Guides / PDF exports
PDF exports
PDF is the right format when people need to print, archive, or e-sign. ScreenNabster uses the browser's print pipeline so CSS @media print rules apply the same way they would for a visitor choosing “Print to PDF.”
Overview
Request output: "pdf". The worker loads your URL or HTML, applies viewport and interaction options, then emits a binary PDF stream back through the gateway. Large documents may take longer than a PNG—plan timeouts accordingly or switch to background jobs.
Minimal example
curl -X POST "https://screennabster.com/api/v1/capture" \
-H "X-API-Key: pk_live_…" \
-H "Content-Type: application/json" \
-d "{\"url\":\"https://example.com/invoice\",\"output\":\"pdf\"}" \
--output invoice.pdfPaper size & orientation
pdf_format accepts A4 (default), A3, Letter, Legal, or Tabloid. Set pdf_landscape: true when charts or tables need horizontal room.
{
"url": "https://example.com/report",
"output": "pdf",
"pdf_format": "Letter",
"pdf_landscape": true
}Margins & scale
Provide pdf_margin as a CSS shorthand (e.g. "1in") or set individual sides with pdf_margin_top, pdf_margin_right, pdf_margin_bottom, pdf_margin_left. Use pdf_scale between 0.1 and 2 to shrink or enlarge content when the default print density is too large for archival policies.
Background graphics
By default pdf_print_background: true keeps gradients and hero images.

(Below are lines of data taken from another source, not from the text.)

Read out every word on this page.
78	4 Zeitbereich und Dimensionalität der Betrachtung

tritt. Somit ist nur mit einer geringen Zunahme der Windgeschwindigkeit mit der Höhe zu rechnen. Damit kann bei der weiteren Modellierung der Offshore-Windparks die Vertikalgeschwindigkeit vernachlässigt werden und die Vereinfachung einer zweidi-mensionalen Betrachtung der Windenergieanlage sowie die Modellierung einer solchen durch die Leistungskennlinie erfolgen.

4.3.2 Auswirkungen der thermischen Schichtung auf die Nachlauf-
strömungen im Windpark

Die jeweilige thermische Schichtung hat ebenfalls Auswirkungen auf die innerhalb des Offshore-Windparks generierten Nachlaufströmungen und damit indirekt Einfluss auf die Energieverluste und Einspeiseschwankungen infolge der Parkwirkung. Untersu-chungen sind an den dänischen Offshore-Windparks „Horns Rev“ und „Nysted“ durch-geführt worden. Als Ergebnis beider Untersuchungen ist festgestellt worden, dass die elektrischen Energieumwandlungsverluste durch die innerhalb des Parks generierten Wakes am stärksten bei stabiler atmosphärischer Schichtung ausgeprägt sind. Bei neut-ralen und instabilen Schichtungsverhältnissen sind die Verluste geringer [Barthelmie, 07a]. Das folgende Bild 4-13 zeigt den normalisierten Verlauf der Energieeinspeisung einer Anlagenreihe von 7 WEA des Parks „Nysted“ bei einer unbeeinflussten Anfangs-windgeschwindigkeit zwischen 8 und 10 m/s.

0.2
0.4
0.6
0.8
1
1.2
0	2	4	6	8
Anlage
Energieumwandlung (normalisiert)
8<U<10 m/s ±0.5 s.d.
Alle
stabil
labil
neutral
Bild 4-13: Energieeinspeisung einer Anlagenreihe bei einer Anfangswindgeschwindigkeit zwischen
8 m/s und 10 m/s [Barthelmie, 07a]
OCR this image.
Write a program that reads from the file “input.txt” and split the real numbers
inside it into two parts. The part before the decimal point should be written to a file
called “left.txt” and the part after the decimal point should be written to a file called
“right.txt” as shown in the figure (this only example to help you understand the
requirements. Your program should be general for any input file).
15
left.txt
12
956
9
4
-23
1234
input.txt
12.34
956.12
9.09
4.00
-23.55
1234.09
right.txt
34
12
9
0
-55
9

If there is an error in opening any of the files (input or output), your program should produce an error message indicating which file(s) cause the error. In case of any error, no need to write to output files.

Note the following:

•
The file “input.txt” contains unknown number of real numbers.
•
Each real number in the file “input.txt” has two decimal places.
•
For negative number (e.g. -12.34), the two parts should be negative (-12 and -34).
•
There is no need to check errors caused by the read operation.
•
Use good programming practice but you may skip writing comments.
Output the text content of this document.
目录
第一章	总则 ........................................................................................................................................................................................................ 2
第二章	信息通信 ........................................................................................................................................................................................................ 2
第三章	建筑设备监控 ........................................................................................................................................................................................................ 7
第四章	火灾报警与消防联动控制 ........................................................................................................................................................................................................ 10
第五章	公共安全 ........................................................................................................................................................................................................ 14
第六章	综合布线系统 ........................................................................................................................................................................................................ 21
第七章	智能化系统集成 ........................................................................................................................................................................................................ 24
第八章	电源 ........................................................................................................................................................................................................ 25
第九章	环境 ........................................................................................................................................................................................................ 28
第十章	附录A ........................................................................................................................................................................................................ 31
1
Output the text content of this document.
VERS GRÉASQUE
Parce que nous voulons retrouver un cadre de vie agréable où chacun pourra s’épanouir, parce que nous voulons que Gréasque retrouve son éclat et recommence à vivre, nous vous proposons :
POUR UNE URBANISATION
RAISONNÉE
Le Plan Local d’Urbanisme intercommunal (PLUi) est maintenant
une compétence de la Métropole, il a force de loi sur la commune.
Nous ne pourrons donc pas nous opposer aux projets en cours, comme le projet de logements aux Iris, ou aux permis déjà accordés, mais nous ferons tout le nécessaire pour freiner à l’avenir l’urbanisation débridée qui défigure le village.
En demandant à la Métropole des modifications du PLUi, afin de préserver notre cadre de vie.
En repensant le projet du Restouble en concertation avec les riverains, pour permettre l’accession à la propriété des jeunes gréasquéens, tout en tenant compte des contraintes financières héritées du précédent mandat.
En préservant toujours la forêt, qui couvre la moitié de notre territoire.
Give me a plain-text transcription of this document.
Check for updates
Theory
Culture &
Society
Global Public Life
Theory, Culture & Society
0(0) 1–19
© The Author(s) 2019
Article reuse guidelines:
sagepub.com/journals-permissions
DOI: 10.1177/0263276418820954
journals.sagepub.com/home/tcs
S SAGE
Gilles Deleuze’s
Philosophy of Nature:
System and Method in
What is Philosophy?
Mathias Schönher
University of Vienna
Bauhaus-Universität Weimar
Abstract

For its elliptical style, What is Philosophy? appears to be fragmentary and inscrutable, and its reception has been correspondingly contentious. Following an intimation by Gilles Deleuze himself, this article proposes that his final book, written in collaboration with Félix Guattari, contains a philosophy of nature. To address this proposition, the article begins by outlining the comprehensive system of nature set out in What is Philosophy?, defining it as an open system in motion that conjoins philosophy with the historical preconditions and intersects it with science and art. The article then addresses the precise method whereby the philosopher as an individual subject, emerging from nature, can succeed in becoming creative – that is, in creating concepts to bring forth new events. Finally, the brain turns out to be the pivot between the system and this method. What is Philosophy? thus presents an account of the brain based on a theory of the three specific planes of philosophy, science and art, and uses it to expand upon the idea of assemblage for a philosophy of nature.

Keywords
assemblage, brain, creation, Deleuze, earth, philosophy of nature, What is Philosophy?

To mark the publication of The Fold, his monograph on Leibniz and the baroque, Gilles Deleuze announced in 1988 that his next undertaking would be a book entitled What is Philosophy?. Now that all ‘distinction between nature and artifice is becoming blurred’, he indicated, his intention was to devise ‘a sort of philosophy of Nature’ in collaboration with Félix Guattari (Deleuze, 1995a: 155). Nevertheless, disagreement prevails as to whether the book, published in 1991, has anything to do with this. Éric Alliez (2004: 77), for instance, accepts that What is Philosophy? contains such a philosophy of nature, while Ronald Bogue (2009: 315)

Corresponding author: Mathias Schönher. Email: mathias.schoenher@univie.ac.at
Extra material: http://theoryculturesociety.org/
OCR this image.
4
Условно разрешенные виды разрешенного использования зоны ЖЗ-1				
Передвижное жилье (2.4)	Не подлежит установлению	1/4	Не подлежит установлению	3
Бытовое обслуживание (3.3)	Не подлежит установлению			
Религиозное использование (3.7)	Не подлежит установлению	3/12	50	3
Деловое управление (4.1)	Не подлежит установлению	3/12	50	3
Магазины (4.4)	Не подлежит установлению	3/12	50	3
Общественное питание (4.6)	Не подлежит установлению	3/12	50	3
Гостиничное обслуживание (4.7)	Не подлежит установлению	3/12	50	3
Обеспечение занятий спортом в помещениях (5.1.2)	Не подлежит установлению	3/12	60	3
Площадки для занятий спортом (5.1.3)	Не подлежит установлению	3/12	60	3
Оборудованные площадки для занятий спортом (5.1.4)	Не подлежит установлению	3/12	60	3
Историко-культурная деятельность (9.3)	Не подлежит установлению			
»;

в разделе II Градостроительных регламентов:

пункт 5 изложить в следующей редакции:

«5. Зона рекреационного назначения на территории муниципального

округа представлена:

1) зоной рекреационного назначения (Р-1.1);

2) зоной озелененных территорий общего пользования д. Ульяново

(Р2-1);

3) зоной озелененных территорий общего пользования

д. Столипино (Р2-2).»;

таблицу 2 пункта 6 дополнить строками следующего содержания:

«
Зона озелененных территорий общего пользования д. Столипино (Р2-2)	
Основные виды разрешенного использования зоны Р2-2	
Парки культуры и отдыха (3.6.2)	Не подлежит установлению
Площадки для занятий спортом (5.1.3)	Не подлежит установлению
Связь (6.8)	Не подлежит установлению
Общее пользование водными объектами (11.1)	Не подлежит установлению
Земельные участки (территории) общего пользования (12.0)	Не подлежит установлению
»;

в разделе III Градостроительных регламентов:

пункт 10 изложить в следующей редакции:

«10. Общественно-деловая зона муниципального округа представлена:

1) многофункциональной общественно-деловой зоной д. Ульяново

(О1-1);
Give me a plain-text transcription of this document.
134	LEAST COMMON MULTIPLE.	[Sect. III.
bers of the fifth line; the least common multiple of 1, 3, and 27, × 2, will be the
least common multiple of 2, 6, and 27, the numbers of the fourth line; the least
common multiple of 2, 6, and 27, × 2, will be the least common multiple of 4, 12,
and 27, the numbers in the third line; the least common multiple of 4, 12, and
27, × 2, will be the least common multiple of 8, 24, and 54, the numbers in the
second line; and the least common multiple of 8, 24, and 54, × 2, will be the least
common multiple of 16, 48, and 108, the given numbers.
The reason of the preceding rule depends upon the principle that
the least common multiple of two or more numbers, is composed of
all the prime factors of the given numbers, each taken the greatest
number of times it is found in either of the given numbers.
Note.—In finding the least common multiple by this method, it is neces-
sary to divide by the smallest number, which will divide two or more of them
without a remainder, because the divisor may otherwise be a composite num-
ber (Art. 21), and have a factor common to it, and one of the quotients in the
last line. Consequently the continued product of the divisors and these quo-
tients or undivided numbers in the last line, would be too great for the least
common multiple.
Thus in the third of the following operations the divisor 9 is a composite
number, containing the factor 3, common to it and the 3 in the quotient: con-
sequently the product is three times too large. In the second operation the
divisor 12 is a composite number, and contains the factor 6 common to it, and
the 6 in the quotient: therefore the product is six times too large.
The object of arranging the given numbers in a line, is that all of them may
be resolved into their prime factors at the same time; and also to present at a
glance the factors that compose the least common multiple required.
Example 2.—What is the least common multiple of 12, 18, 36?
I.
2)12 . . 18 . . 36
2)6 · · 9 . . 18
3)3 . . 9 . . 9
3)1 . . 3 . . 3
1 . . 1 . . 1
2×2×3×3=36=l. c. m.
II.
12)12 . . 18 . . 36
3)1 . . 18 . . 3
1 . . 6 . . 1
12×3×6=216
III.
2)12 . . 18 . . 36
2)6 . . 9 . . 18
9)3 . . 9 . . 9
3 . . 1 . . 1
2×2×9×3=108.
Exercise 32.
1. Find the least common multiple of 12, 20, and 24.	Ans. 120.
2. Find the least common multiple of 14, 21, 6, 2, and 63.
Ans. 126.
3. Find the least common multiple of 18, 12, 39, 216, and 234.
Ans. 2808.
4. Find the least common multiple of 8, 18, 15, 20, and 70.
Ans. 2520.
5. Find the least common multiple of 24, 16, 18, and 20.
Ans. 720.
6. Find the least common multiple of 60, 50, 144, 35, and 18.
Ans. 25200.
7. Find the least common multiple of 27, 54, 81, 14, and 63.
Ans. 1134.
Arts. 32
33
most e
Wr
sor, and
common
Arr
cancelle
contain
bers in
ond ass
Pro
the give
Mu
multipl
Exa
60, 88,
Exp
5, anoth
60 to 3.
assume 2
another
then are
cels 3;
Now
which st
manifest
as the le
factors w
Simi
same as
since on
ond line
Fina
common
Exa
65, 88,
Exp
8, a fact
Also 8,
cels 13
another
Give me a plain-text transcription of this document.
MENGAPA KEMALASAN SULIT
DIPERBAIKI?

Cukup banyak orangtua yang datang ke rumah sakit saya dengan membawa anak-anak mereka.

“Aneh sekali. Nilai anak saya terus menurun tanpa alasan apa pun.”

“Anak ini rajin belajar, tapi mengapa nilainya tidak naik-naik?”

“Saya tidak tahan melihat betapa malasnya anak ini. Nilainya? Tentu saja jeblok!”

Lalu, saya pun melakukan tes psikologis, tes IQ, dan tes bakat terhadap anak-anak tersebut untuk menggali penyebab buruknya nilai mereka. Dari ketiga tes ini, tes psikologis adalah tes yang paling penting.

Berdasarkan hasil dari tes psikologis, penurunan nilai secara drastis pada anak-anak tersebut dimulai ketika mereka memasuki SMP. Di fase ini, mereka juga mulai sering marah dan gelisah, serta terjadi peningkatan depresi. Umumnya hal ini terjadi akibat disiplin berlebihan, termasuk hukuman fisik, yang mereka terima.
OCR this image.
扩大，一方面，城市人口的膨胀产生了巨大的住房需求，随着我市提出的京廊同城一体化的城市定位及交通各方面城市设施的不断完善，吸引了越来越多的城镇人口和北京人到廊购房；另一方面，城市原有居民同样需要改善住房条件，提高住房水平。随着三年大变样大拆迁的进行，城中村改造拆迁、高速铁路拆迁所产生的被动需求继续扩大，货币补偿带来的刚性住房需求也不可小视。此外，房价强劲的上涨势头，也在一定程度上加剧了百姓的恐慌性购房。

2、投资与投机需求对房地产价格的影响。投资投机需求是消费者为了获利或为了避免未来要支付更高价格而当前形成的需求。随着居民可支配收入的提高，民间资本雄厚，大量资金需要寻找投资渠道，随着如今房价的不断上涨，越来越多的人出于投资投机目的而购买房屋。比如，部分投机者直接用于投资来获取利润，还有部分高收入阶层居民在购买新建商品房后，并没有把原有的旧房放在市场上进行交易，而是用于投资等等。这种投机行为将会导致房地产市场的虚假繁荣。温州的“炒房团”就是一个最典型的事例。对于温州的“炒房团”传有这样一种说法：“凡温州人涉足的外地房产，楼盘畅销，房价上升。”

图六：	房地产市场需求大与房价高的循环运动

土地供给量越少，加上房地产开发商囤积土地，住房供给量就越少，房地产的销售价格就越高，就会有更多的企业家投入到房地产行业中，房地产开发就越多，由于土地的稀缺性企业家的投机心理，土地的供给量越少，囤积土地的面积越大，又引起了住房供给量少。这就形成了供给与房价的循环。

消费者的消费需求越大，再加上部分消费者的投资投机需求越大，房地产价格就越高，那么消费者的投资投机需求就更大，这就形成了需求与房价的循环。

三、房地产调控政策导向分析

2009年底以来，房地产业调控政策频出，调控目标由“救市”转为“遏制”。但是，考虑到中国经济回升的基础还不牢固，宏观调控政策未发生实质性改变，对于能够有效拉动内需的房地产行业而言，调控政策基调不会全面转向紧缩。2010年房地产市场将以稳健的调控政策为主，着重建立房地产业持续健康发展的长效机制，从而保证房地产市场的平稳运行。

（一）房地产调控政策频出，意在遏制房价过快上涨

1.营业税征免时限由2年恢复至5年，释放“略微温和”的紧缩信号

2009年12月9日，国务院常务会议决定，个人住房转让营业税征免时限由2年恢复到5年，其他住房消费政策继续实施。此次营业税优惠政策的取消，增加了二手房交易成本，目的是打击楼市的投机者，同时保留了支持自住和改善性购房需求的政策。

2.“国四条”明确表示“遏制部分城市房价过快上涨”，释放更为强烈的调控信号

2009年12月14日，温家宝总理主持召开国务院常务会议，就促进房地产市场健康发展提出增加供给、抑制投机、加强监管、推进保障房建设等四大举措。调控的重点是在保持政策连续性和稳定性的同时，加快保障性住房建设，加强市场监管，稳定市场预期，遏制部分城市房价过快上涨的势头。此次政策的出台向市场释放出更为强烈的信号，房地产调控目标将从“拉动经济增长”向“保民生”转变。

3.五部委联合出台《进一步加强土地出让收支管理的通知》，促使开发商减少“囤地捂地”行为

Set it to false for ink-saving documents where only text matters.
When PDF beats PNG
- Text stays selectable and searchable inside the file.
- Multi-page articles become one artifact instead of a huge bitmap.
- Branded templates with print CSS can omit chrome you do not want in screenshots.
When you need pixel-perfect marketing thumbnails, PNG or WebP from the viewport guide is usually simpler.